Why 3D imaging for conservation and preservation documentation?
It would hardly be worth the effort of learning and building skills in 3D, digital camera image capture and processing if 3D images didn’t offer conservators and preservation professionals better and more actionable information than 2D film, digital and IR/UV imaging. Most people know 3D imaging either from the gaming and motion picture special effects industries or from splashy, well-funded 3D laser scanning projects of high profile art objects or heritage sites. But using 3D, digital photographic images to document and monitor conditions? This is a slightly more obscure use of imaging technology and one that, it turns out, is far more practical and adoptable.
What do you have in digital, 3D photographic documentation that you do not have with 2D documentation?
- In addition to all the rich color data of a digital photographic 2D images, 3D, point-in-time surrogates contain quantifiable contours, volumes, textures, forms and transitions from one plane or material to another that can be continuously and seamlessly viewed and measured, from any vantage point around the object.

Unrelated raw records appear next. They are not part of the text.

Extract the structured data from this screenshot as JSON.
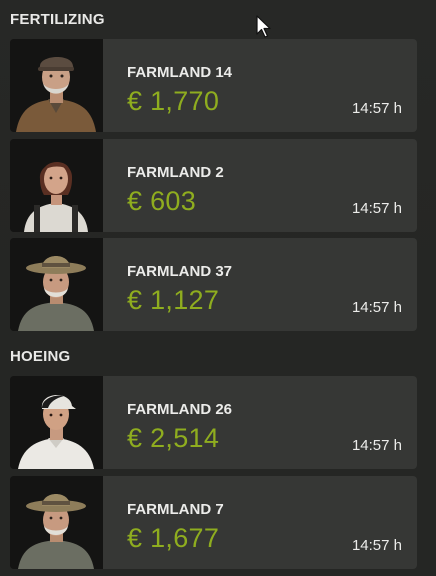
{
  "colors": {
    "background": "#262725",
    "card": "#363735",
    "price": "#8fad1f",
    "text": "#ececea"
  },
  "sections": [
    {
      "title": "FERTILIZING",
      "jobs": [
        {
          "farmland": "FARMLAND 14",
          "price": "€ 1,770",
          "time": "14:57 h",
          "portrait": "old-man-flat-cap-icon"
        },
        {
          "farmland": "FARMLAND 2",
          "price": "€ 603",
          "time": "14:57 h",
          "portrait": "young-woman-overalls-icon"
        },
        {
          "farmland": "FARMLAND 37",
          "price": "€ 1,127",
          "time": "14:57 h",
          "portrait": "old-man-straw-hat-icon"
        }
      ]
    },
    {
      "title": "HOEING",
      "jobs": [
        {
          "farmland": "FARMLAND 26",
          "price": "€ 2,514",
          "time": "14:57 h",
          "portrait": "young-man-cap-icon"
        },
        {
          "farmland": "FARMLAND 7",
          "price": "€ 1,677",
          "time": "14:57 h",
          "portrait": "old-man-straw-hat-icon"
        }
      ]
    }
  ]
}
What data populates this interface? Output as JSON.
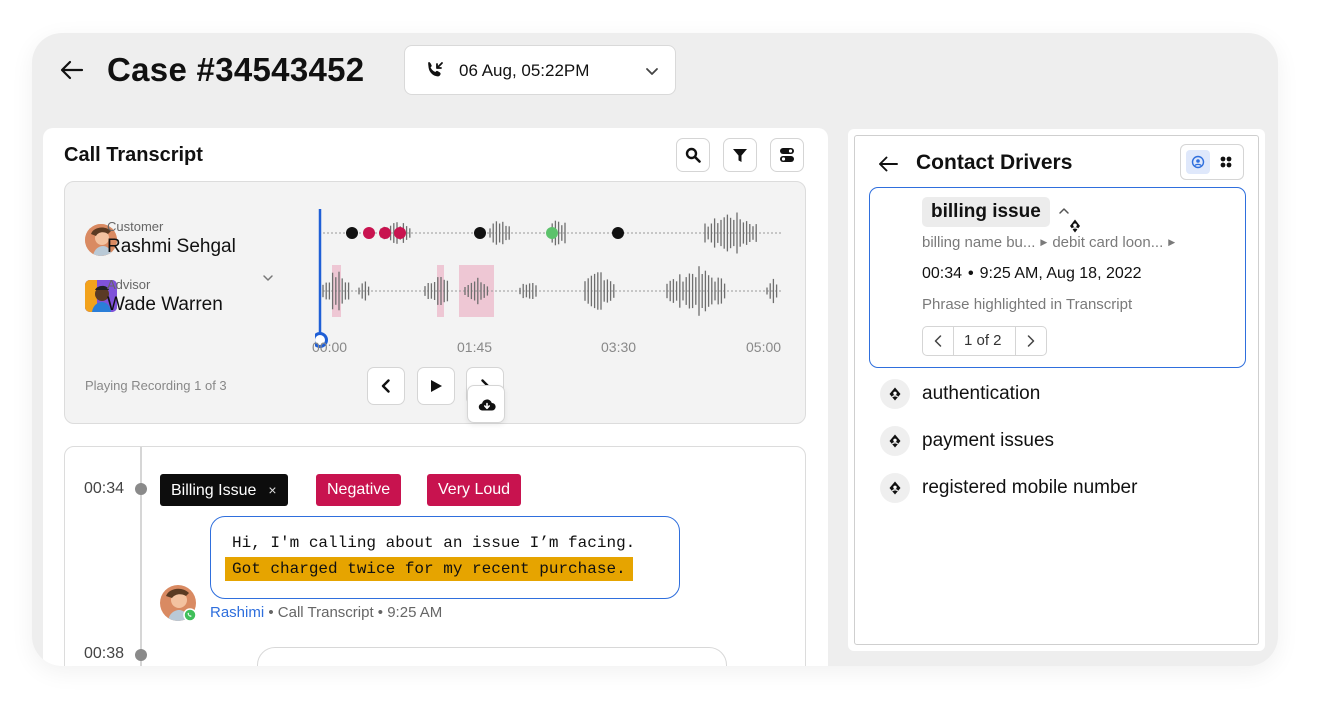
{
  "header": {
    "case_title": "Case #34543452",
    "call_selector": {
      "value": "06 Aug, 05:22PM"
    }
  },
  "transcript_panel": {
    "title": "Call Transcript",
    "toolbar": [
      "search-icon",
      "filter-icon",
      "toggle-icon"
    ],
    "player": {
      "customer_role": "Customer",
      "customer_name": "Rashmi Sehgal",
      "advisor_role": "Advisor",
      "advisor_name": "Wade Warren",
      "ticks": [
        "00:00",
        "01:45",
        "03:30",
        "05:00"
      ],
      "playing_label": "Playing Recording 1 of 3",
      "playhead_fraction": 0.0,
      "colors": {
        "playhead": "#1f5fd6",
        "negative": "#c8134f",
        "positive": "#5cc26b",
        "highlight": "#eec7d4"
      }
    },
    "entries": [
      {
        "time": "00:34",
        "tags": [
          {
            "label": "Billing Issue",
            "close": "×",
            "style": "dark"
          },
          {
            "label": "Negative",
            "style": "pink"
          },
          {
            "label": "Very Loud",
            "style": "pink"
          }
        ],
        "line1": "Hi, I'm calling about an issue I’m facing.",
        "line2_highlight": "Got charged twice for my recent purchase.",
        "speaker": "Rashimi",
        "meta": " • Call Transcript • 9:25 AM"
      },
      {
        "time": "00:38"
      }
    ]
  },
  "drivers_panel": {
    "title": "Contact Drivers",
    "selected": {
      "label": "billing issue",
      "path_1": "billing name bu...",
      "path_2": "debit card loon...",
      "time": "00:34",
      "datetime": "9:25 AM, Aug 18, 2022",
      "note": "Phrase highlighted in Transcript",
      "pager": "1 of 2"
    },
    "items": [
      "authentication",
      "payment issues",
      "registered mobile number"
    ],
    "colors": {
      "accent": "#2f6fdd"
    }
  }
}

- These digital 3D surrogates can be saved, recalled and enhanced by future software improvements.
- The ability of 3D digital surrogates to locate, detail and highlight deterioration, damage and condition changes are legion. The obvious major advantage is that you can capture images using any resolution and focal distance that can be used for 2D digital photographs but you can view the damaged or undamaged surfaces and volumes in ways that truly replicate the stereo view of a real-time human examiner.
- You can also view the damaged or undamaged surfaces and volumes in ways that ENHANCE the stereo views of a real-time human examiner. Unlike looking at the actual surface or object, a viewer can selectively view the details of the object by removing the color data, changing the virtual light source, changing the virtual reflectivity of the surface features or colorizing volumetric levels.
- Subtle changes that human conservators are trained to look-for and detect can be observed, captured, quantified and compared in ways that are far more revealing than 2D digital images.
- 3D digital photographic surrogates, taken over time, reveal greater detail about the rate and extent of change to a feature – tiny soap micro-protrusions in an oil paint brushstroke, for example, or the slow, volumetric sag of a 20 meter earthen adobe wall.
Conservators always need to answer and document several key questions about anything they are trying to preserve:
- Where is the damage or deterioration located?
- What is the nature, size, extent and apparent character of the damage compared to the surrounding, undamaged areas?
- What properties of the undamaged materials or structures have been lost or diminished and what degree of recovery is required to arrest deterioration and impart stability and functionality?
- Are the conditions actively changing or deteriorating and at what rate?
- What are the causes or precipitating events that result in, or accelerate deterioration and damage?
- Do treatment strategies arrest, slow or accelerate the rate of deterioration?
3D, digital photographic surrogates greatly enhance our ability to identify, document and monitor the answers to these questions in ways that 2D photographic images cannot.
In this 8-week project we wanted to determine:
- If off-the-shelf, high-end, consumer-grade digital cameras, open-format digital photographs, combined with a consumer-grade lap-top computer could be used to capture and assemble detailed, data-rich 3D images.
- If three 3D imaging capture and processing techniques – highlight reflectance transformation imaging (RTI), photogrammetry and structured light imaging – were mature enough to be used, right now, in the summer of 2012, to capture accurate, detailed and digitally-rich condition information for works of art, historic objects and heritage architectural sites and features.
- If two graduate students and two collections technicians with no prior experience in 3D imaging of any kind could become fully conversant and self reliant in capturing and assembling 3D images in only 8 weeks, under the guidance of a conservator and 3D imaging engineers.
- If the capture and processing metadata – the digital capture conditions and digital pathways and transformations leading to the assembly of condition-detail-rich 3D images – could be completely open-source and open-format, with no proprietary file formats or data pathways. In this way, scientifically valid digital lab notebooks can be kept and evaluated for their validity, replicativity and value. Further, with no proprietary files or computational pathways, all steps and all images belong to and reside with the public trust agency of the resource, rather than a private or commercial entity with no legal, public trust fiduciary requirements and restrictions.
- If the digital camera images could be captured and formatted archivally, using ISO digital standards (Digital Negative or DNG) so that the images could always be used to assemble 3D digital surrogates far into the future, regardless of future improvements or changes in digital cameras, 3D assembly and editing software or computer operating systems and file formats.
- If the digital photographic, 3D files could be computationally compared by computer software so that small, slow, incremental changes in condition, often missed by museum and heritage site professionals, could be recognized by computer software and highlighted so that conservators could make better assessments about the active and unstable nature of damage and deterioration.